I spent the majority of my childhood trying to stay invisible, largely so that I could keep my doodles going. Most of the time these all had a grand storyline, probably a weak rendition of whatever cartoon I was watching at the time. I would continue the saga by incessantly drawing on any piece of paper I could find and this trail would eventually bleed its way onto the backs of textbooks; desks and chairs. Sometimes I drew repeatedly over a drawing on the same paper and all the lines would mingle into this big inky blob.
Adolescence was equally uneventful, except that I spent lot of money on CDs.
When did you first consciously decide to show your artwork in public? What makes you want to keep showing your work
I don’t really make art with exhibiting as an end goal in mind. Showing my work is only really a by-product. However, I would love to keep on making art because it actually keeps me stimulated and interested in what’s going on around the world.

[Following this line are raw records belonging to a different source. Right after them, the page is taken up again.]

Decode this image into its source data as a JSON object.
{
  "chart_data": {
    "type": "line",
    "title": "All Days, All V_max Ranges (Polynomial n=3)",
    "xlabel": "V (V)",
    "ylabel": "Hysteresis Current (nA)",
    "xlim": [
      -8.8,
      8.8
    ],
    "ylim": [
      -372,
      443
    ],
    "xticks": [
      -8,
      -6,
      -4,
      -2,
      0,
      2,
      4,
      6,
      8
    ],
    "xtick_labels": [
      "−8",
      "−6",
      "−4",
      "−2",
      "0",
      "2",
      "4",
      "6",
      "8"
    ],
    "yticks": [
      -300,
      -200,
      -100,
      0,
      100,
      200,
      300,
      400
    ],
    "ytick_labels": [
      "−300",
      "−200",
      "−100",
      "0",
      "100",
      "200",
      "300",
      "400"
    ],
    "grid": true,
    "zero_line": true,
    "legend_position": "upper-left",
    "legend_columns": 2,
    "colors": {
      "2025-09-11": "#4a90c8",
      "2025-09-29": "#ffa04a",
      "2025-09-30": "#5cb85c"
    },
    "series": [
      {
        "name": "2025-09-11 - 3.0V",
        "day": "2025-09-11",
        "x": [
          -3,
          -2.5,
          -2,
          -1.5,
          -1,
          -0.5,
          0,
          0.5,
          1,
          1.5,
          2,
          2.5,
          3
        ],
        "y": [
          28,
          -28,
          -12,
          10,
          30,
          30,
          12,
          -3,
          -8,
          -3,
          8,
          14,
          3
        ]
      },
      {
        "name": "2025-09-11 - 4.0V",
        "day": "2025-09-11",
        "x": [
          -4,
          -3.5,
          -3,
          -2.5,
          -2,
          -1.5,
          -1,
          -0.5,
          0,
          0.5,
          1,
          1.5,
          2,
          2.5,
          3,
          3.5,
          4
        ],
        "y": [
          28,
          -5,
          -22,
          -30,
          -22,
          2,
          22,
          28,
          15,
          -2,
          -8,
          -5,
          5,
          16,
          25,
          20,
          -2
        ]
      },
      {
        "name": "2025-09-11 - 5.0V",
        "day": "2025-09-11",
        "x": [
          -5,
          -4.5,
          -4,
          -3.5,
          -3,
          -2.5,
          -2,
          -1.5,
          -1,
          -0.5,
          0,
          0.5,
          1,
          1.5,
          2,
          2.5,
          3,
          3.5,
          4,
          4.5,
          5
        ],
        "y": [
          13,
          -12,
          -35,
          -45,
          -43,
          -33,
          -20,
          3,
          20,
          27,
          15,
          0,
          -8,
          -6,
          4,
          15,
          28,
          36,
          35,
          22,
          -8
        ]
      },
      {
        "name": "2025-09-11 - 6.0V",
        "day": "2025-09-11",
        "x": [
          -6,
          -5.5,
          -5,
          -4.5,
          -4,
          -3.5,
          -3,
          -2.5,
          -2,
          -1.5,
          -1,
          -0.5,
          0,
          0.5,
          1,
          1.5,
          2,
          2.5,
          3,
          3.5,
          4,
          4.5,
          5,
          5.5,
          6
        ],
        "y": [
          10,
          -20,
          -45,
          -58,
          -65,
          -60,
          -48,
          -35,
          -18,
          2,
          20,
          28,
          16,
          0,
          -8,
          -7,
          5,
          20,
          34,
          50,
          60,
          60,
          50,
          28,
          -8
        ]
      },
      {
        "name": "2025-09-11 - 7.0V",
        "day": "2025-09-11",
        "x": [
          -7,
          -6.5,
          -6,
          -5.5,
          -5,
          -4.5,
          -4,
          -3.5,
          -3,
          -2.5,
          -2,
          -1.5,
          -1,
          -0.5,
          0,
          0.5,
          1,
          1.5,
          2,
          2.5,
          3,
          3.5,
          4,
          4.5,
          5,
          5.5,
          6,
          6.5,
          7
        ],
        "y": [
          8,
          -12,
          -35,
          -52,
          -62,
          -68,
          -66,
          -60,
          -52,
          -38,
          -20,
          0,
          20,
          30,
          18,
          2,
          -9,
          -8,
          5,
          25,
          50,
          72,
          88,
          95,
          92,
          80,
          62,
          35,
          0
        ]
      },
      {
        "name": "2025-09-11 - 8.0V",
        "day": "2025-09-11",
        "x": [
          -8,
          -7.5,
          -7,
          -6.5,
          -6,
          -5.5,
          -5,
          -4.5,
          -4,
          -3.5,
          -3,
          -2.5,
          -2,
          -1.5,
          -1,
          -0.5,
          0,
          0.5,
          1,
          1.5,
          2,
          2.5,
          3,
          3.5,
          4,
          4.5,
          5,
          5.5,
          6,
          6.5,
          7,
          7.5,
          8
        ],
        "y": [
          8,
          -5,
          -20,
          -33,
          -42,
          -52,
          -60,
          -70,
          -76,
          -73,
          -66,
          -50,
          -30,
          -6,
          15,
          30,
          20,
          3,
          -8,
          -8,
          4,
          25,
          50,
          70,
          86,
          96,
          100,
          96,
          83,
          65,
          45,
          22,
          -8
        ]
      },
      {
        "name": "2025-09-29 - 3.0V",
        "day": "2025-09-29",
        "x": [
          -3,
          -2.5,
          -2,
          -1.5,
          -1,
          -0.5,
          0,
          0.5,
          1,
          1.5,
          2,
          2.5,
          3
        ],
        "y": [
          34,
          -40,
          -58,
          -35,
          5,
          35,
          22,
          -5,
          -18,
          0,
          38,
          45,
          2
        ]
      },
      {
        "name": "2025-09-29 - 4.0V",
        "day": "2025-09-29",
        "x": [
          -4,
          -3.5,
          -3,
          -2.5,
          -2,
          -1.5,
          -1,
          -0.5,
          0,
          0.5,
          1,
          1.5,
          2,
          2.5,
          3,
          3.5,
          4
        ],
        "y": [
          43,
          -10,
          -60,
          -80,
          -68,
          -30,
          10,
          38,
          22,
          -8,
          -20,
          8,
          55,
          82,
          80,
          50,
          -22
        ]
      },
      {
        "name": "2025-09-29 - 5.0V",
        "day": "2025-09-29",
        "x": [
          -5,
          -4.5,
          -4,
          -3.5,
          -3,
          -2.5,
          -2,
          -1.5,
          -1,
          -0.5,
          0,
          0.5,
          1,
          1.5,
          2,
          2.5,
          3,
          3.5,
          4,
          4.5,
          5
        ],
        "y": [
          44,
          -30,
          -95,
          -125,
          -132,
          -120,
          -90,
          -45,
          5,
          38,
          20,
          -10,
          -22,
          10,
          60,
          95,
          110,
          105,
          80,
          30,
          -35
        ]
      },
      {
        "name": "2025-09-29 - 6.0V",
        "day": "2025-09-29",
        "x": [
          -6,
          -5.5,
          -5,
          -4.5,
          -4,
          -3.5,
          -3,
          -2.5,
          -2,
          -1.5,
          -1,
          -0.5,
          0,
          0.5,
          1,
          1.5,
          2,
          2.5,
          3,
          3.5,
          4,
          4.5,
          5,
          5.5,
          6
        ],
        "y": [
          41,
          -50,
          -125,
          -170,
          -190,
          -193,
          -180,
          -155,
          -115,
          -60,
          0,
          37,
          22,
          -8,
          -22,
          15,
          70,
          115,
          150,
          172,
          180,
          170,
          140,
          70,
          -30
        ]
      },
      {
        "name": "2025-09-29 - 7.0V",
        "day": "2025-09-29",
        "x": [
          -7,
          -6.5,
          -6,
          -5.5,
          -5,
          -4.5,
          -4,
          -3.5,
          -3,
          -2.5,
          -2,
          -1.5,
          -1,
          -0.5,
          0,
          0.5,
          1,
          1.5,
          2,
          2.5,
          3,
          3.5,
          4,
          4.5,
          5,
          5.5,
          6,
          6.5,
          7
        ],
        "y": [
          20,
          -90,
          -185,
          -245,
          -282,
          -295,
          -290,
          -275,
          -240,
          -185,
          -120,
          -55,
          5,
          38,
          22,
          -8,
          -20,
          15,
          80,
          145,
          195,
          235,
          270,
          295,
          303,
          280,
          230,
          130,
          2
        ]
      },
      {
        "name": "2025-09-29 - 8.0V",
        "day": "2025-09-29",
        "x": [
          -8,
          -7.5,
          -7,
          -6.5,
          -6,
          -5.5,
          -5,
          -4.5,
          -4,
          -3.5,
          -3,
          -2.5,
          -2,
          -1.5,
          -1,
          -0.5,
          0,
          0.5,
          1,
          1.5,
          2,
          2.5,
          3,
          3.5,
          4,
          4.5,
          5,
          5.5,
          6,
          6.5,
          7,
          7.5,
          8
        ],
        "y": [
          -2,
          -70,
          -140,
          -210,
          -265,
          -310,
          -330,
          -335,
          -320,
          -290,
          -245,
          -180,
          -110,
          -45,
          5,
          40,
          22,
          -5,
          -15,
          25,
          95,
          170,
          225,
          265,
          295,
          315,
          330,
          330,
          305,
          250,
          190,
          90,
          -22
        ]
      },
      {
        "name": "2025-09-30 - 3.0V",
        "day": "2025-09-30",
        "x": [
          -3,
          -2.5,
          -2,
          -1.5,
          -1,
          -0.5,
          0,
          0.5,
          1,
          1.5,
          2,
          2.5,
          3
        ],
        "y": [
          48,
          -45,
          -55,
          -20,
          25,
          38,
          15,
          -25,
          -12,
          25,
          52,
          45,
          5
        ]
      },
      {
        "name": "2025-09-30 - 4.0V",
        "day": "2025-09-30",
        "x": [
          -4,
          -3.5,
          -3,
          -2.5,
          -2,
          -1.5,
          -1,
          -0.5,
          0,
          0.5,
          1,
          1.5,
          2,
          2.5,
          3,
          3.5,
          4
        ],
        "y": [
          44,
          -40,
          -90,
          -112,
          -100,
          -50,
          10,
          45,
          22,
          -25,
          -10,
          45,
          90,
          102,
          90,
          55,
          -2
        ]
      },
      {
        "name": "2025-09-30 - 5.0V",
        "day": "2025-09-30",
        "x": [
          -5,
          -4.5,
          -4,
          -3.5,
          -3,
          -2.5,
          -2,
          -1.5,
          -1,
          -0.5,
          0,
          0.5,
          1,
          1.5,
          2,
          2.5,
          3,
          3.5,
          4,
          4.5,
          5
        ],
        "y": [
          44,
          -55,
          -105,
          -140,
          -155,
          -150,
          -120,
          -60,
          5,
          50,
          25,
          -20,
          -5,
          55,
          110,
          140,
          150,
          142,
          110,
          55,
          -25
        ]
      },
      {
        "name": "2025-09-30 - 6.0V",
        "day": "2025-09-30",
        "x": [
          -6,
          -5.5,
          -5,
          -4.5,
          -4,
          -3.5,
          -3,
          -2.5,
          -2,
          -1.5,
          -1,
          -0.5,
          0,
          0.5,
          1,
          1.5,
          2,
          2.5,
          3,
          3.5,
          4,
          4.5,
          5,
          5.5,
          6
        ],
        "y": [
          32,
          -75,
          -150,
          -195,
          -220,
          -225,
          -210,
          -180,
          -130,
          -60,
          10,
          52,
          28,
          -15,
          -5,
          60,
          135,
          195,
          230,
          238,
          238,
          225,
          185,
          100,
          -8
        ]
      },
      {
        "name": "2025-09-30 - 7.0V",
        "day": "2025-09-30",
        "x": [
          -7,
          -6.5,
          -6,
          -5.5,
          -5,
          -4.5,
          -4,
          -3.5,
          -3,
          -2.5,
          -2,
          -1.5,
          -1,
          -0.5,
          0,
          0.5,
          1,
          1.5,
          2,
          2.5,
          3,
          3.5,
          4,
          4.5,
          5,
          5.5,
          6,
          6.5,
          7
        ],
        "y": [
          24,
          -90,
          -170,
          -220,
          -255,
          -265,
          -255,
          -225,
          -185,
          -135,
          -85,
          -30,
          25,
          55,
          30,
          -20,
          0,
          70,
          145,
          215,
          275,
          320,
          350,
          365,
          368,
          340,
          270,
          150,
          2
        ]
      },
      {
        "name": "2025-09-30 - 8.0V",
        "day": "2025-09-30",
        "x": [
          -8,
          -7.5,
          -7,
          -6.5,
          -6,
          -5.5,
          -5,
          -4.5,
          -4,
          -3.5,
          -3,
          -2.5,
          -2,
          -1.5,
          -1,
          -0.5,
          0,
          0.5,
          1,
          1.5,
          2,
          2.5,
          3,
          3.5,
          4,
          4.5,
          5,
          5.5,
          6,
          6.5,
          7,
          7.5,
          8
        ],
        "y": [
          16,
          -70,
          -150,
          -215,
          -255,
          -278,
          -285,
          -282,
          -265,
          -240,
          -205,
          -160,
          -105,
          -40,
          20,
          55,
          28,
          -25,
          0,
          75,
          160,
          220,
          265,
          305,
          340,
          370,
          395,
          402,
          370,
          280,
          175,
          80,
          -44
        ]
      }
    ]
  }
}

When have you felt best about yourself as an artist?
When I knew how to stop myself while working on a piece. In other words, when I knew something was resolved enough that I could stop working on it and I was happy with the end result.

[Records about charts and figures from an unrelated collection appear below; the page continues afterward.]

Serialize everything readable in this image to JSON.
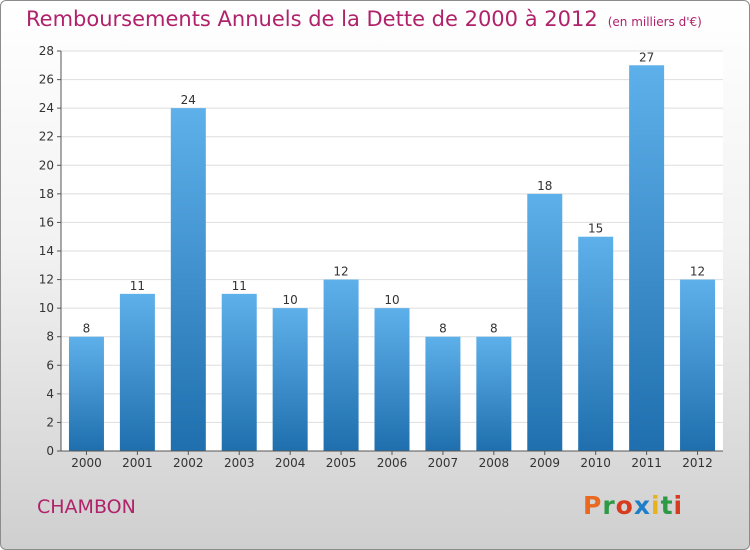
{
  "header": {
    "title": "Remboursements Annuels de la Dette de 2000 à 2012",
    "unit": "(en milliers d'€)"
  },
  "footer": {
    "commune": "CHAMBON",
    "logo_text": "Proxiti",
    "logo_colors": [
      "#e8691f",
      "#2f9a45",
      "#d63a1f",
      "#1f7ec8",
      "#e8b21f",
      "#2f9a45",
      "#d63a1f"
    ]
  },
  "colors": {
    "title": "#b0226a",
    "bar_top": "#5eb0ea",
    "bar_bottom": "#1f6fae",
    "grid": "#dedede"
  },
  "chart_data": {
    "type": "bar",
    "categories": [
      "2000",
      "2001",
      "2002",
      "2003",
      "2004",
      "2005",
      "2006",
      "2007",
      "2008",
      "2009",
      "2010",
      "2011",
      "2012"
    ],
    "values": [
      8,
      11,
      24,
      11,
      10,
      12,
      10,
      8,
      8,
      18,
      15,
      27,
      12
    ],
    "ylim": [
      0,
      28
    ],
    "yticks": [
      0,
      2,
      4,
      6,
      8,
      10,
      12,
      14,
      16,
      18,
      20,
      22,
      24,
      26,
      28
    ],
    "grid": true,
    "data_labels": true
  }
}
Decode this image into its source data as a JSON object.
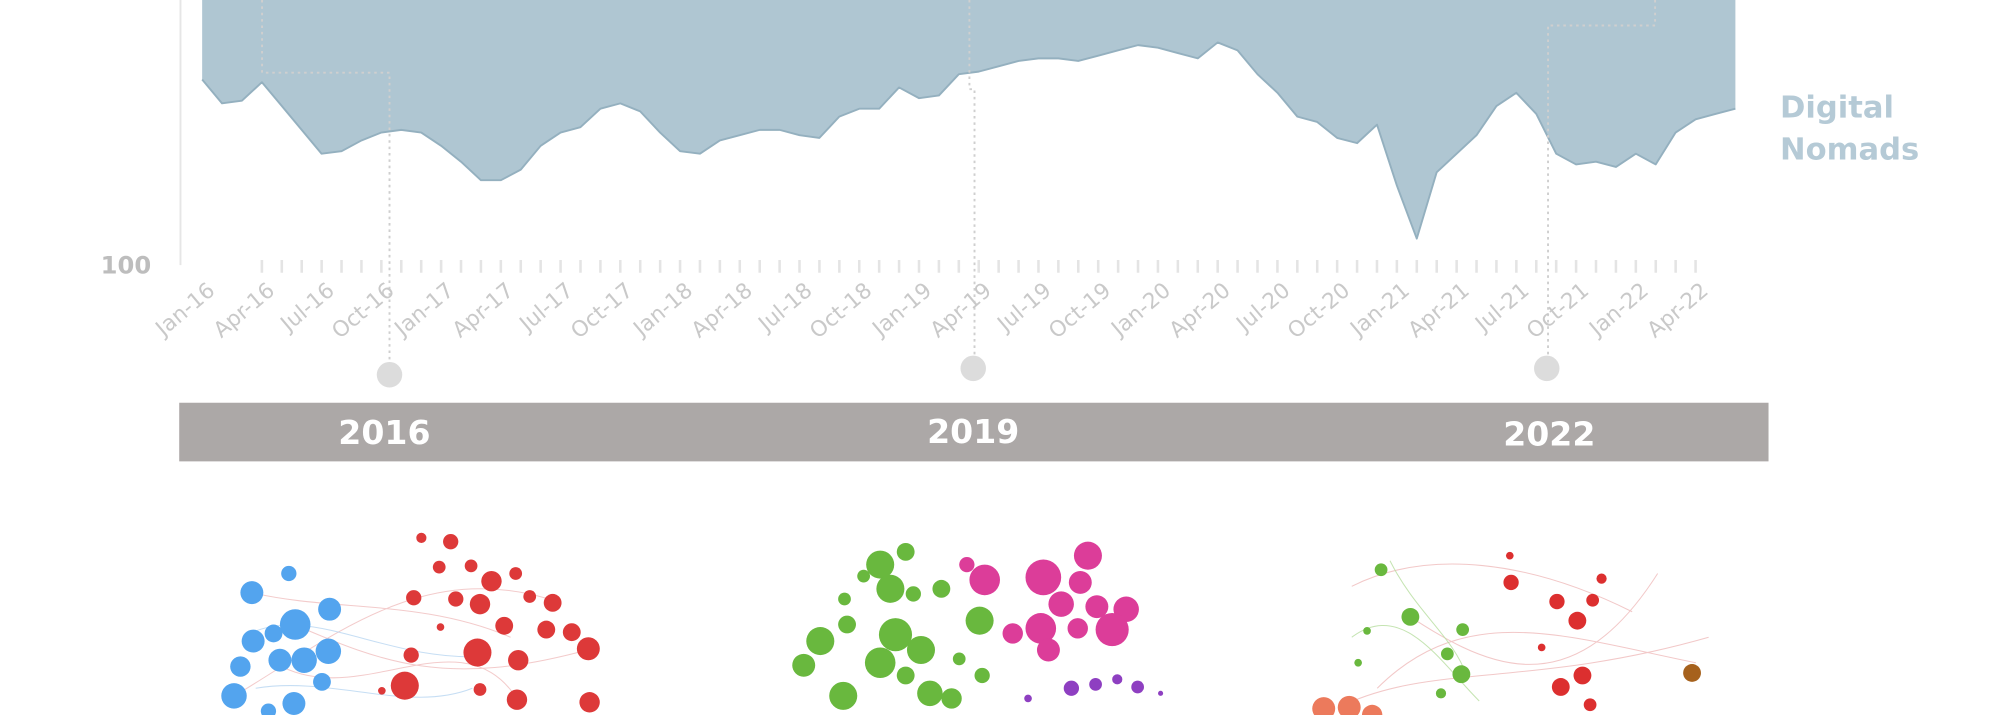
{
  "chart_data": {
    "type": "area",
    "categories": [
      "Jan-16",
      null,
      null,
      "Apr-16",
      null,
      null,
      "Jul-16",
      null,
      null,
      "Oct-16",
      null,
      null,
      "Jan-17",
      null,
      null,
      "Apr-17",
      null,
      null,
      "Jul-17",
      null,
      null,
      "Oct-17",
      null,
      null,
      "Jan-18",
      null,
      null,
      "Apr-18",
      null,
      null,
      "Jul-18",
      null,
      null,
      "Oct-18",
      null,
      null,
      "Jan-19",
      null,
      null,
      "Apr-19",
      null,
      null,
      "Jul-19",
      null,
      null,
      "Oct-19",
      null,
      null,
      "Jan-20",
      null,
      null,
      "Apr-20",
      null,
      null,
      "Jul-20",
      null,
      null,
      "Oct-20",
      null,
      null,
      "Jan-21",
      null,
      null,
      "Apr-21",
      null,
      null,
      "Jul-21",
      null,
      null,
      "Oct-21",
      null,
      null,
      "Jan-22",
      null,
      null,
      "Apr-22",
      null,
      null
    ],
    "series": [
      {
        "name": "Digital Nomads",
        "color": "#afc6d2",
        "values": [
          30,
          39,
          38,
          31,
          40,
          49,
          58,
          57,
          53,
          50,
          49,
          50,
          55,
          61,
          68,
          68,
          64,
          55,
          50,
          48,
          41,
          39,
          42,
          50,
          57,
          58,
          53,
          51,
          49,
          49,
          51,
          52,
          44,
          41,
          41,
          33,
          37,
          36,
          28,
          27,
          25,
          23,
          22,
          22,
          23,
          21,
          19,
          17,
          18,
          20,
          22,
          16,
          19,
          28,
          35,
          44,
          46,
          52,
          54,
          47,
          70,
          90,
          65,
          58,
          51,
          40,
          35,
          43,
          58,
          62,
          61,
          63,
          58,
          62,
          50,
          45,
          43,
          41
        ]
      }
    ],
    "ylim": [
      100,
      0
    ],
    "yticks": [
      100
    ]
  },
  "timeline": [
    "2016",
    "2019",
    "2022"
  ]
}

Who is an under-rated artist you admire? Why does this artist deserve more recognition than she or he currently gets?
I love Martin Kippenberger. I wish he was being shown more because I think his work is absolutely amazing.

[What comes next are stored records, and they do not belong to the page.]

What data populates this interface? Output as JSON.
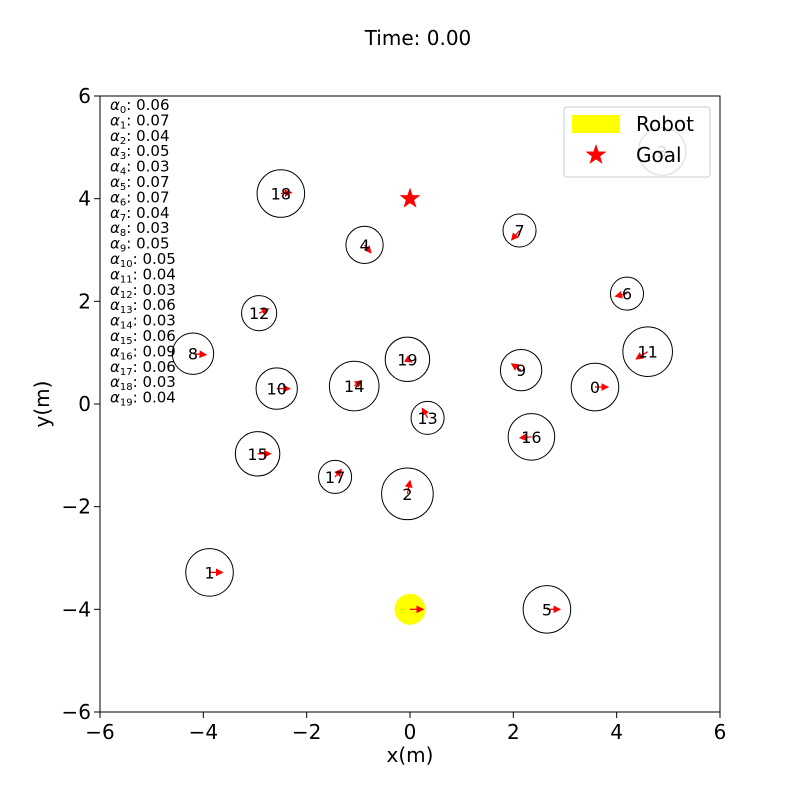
{
  "title": "Time: 0.00",
  "xlabel": "x(m)",
  "ylabel": "y(m)",
  "colors": {
    "robot": "#ffff00",
    "goal": "#ff0000",
    "velocity_arrow": "#ff0000",
    "human_outline": "#000000"
  },
  "legend": {
    "placement": "top-right",
    "robot_label": "Robot",
    "goal_label": "Goal"
  },
  "chart_data": {
    "type": "scatter",
    "title": "Time: 0.00",
    "xlabel": "x(m)",
    "ylabel": "y(m)",
    "xlim": [
      -6,
      6
    ],
    "ylim": [
      -6,
      6
    ],
    "xticks": [
      -6,
      -4,
      -2,
      0,
      2,
      4,
      6
    ],
    "yticks": [
      -6,
      -4,
      -2,
      0,
      2,
      4,
      6
    ],
    "xtick_labels": [
      "−6",
      "−4",
      "−2",
      "0",
      "2",
      "4",
      "6"
    ],
    "ytick_labels": [
      "−6",
      "−4",
      "−2",
      "0",
      "2",
      "4",
      "6"
    ],
    "grid": false,
    "robot": {
      "x": 0.0,
      "y": -4.0,
      "radius": 0.3,
      "vx": 0.25,
      "vy": 0.0
    },
    "goal": {
      "x": 0.0,
      "y": 4.0
    },
    "humans": [
      {
        "id": "0",
        "x": 3.58,
        "y": 0.33,
        "radius": 0.46,
        "vx": 0.25,
        "vy": 0.0
      },
      {
        "id": "1",
        "x": -3.88,
        "y": -3.28,
        "radius": 0.46,
        "vx": 0.25,
        "vy": 0.0
      },
      {
        "id": "2",
        "x": -0.05,
        "y": -1.75,
        "radius": 0.5,
        "vx": 0.05,
        "vy": 0.25
      },
      {
        "id": "3",
        "x": 4.88,
        "y": 4.92,
        "radius": 0.46,
        "vx": 0.0,
        "vy": 0.0
      },
      {
        "id": "4",
        "x": -0.88,
        "y": 3.1,
        "radius": 0.36,
        "vx": 0.12,
        "vy": -0.15
      },
      {
        "id": "5",
        "x": 2.65,
        "y": -4.0,
        "radius": 0.46,
        "vx": 0.25,
        "vy": 0.0
      },
      {
        "id": "6",
        "x": 4.2,
        "y": 2.15,
        "radius": 0.32,
        "vx": -0.22,
        "vy": -0.05
      },
      {
        "id": "7",
        "x": 2.12,
        "y": 3.38,
        "radius": 0.32,
        "vx": -0.15,
        "vy": -0.18
      },
      {
        "id": "8",
        "x": -4.2,
        "y": 0.98,
        "radius": 0.4,
        "vx": 0.25,
        "vy": -0.02
      },
      {
        "id": "9",
        "x": 2.15,
        "y": 0.66,
        "radius": 0.4,
        "vx": -0.18,
        "vy": 0.12
      },
      {
        "id": "10",
        "x": -2.58,
        "y": 0.3,
        "radius": 0.4,
        "vx": 0.25,
        "vy": 0.0
      },
      {
        "id": "11",
        "x": 4.6,
        "y": 1.02,
        "radius": 0.48,
        "vx": -0.22,
        "vy": -0.14
      },
      {
        "id": "12",
        "x": -2.92,
        "y": 1.77,
        "radius": 0.34,
        "vx": 0.18,
        "vy": 0.08
      },
      {
        "id": "13",
        "x": 0.34,
        "y": -0.27,
        "radius": 0.32,
        "vx": -0.1,
        "vy": 0.18
      },
      {
        "id": "14",
        "x": -1.08,
        "y": 0.35,
        "radius": 0.48,
        "vx": 0.14,
        "vy": 0.1
      },
      {
        "id": "15",
        "x": -2.95,
        "y": -0.97,
        "radius": 0.43,
        "vx": 0.25,
        "vy": 0.0
      },
      {
        "id": "16",
        "x": 2.35,
        "y": -0.64,
        "radius": 0.45,
        "vx": -0.22,
        "vy": -0.02
      },
      {
        "id": "17",
        "x": -1.45,
        "y": -1.42,
        "radius": 0.32,
        "vx": 0.12,
        "vy": 0.14
      },
      {
        "id": "18",
        "x": -2.5,
        "y": 4.1,
        "radius": 0.46,
        "vx": 0.2,
        "vy": 0.02
      },
      {
        "id": "19",
        "x": -0.05,
        "y": 0.87,
        "radius": 0.43,
        "vx": 0.08,
        "vy": -0.05
      }
    ],
    "alphas": [
      {
        "label": "α0",
        "value": "0.06"
      },
      {
        "label": "α1",
        "value": "0.07"
      },
      {
        "label": "α2",
        "value": "0.04"
      },
      {
        "label": "α3",
        "value": "0.05"
      },
      {
        "label": "α4",
        "value": "0.03"
      },
      {
        "label": "α5",
        "value": "0.07"
      },
      {
        "label": "α6",
        "value": "0.07"
      },
      {
        "label": "α7",
        "value": "0.04"
      },
      {
        "label": "α8",
        "value": "0.03"
      },
      {
        "label": "α9",
        "value": "0.05"
      },
      {
        "label": "α10",
        "value": "0.05"
      },
      {
        "label": "α11",
        "value": "0.04"
      },
      {
        "label": "α12",
        "value": "0.03"
      },
      {
        "label": "α13",
        "value": "0.06"
      },
      {
        "label": "α14",
        "value": "0.03"
      },
      {
        "label": "α15",
        "value": "0.06"
      },
      {
        "label": "α16",
        "value": "0.09"
      },
      {
        "label": "α17",
        "value": "0.06"
      },
      {
        "label": "α18",
        "value": "0.03"
      },
      {
        "label": "α19",
        "value": "0.04"
      }
    ]
  }
}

Name an artist whose work you despise. What’s the worst thing about this artist’s work?
There isn’t one particular artist whose work I necessarily hate on, but I can’t stand this particular referential method that I’ve been noticing in a lot of contemporary art. It’s like, with enough poise and appropriate historical references to maintain its “relevance,” this kind of artwork relies on borrowing and rehashing iconographies of modernist art aesthetics (for example, Bauhaus; arte povera bordering on poor man’s DIY) for an instant gravitas. It doesn’t seem to say much apart from its self-explanatory stance that the past has been re-appropriated into the present, hence its anachronistic merit as a differing point of view on past history. I’ve actually used this method a lot myself as a last-minute resort and I always get away with it somehow. So there.
Can you name three historical figures that inspire you and tell me a little about what each of them means to you?
I like Nietzsche. I like that he was human and contradicted himself but each time he had something interesting to say. He is also an easy read.
I love Alexander Scriabin. I would love to have someone describe my work as being like a “bath of cocaine, ice and rainbows,” having that other-worldly, cosmic quality in something, so tactile, like music.
I thought really hard but I can’t think of a third, sorry.
What projects and/or shows are you working on over the next 12 months?
I started on a range of accessories last year and I plan on continuing with this, hopefully on a bigger scale.
I’ve just been in South Korea and felt inspired by the sheer insanity and painstakingly meticulous level of customer service there. Walk in to buy a pair of shoes and you’ll have a spineless best friend for five minutes. I think customer service is a bewildering, concomitant phenomenon of capitalism – all this bizzare, compassionate theatricality and emotional labour just for the sake of making a sale. I would love to push this idea and turn it into a project. Buy everything in a store and take it all back for a full refund.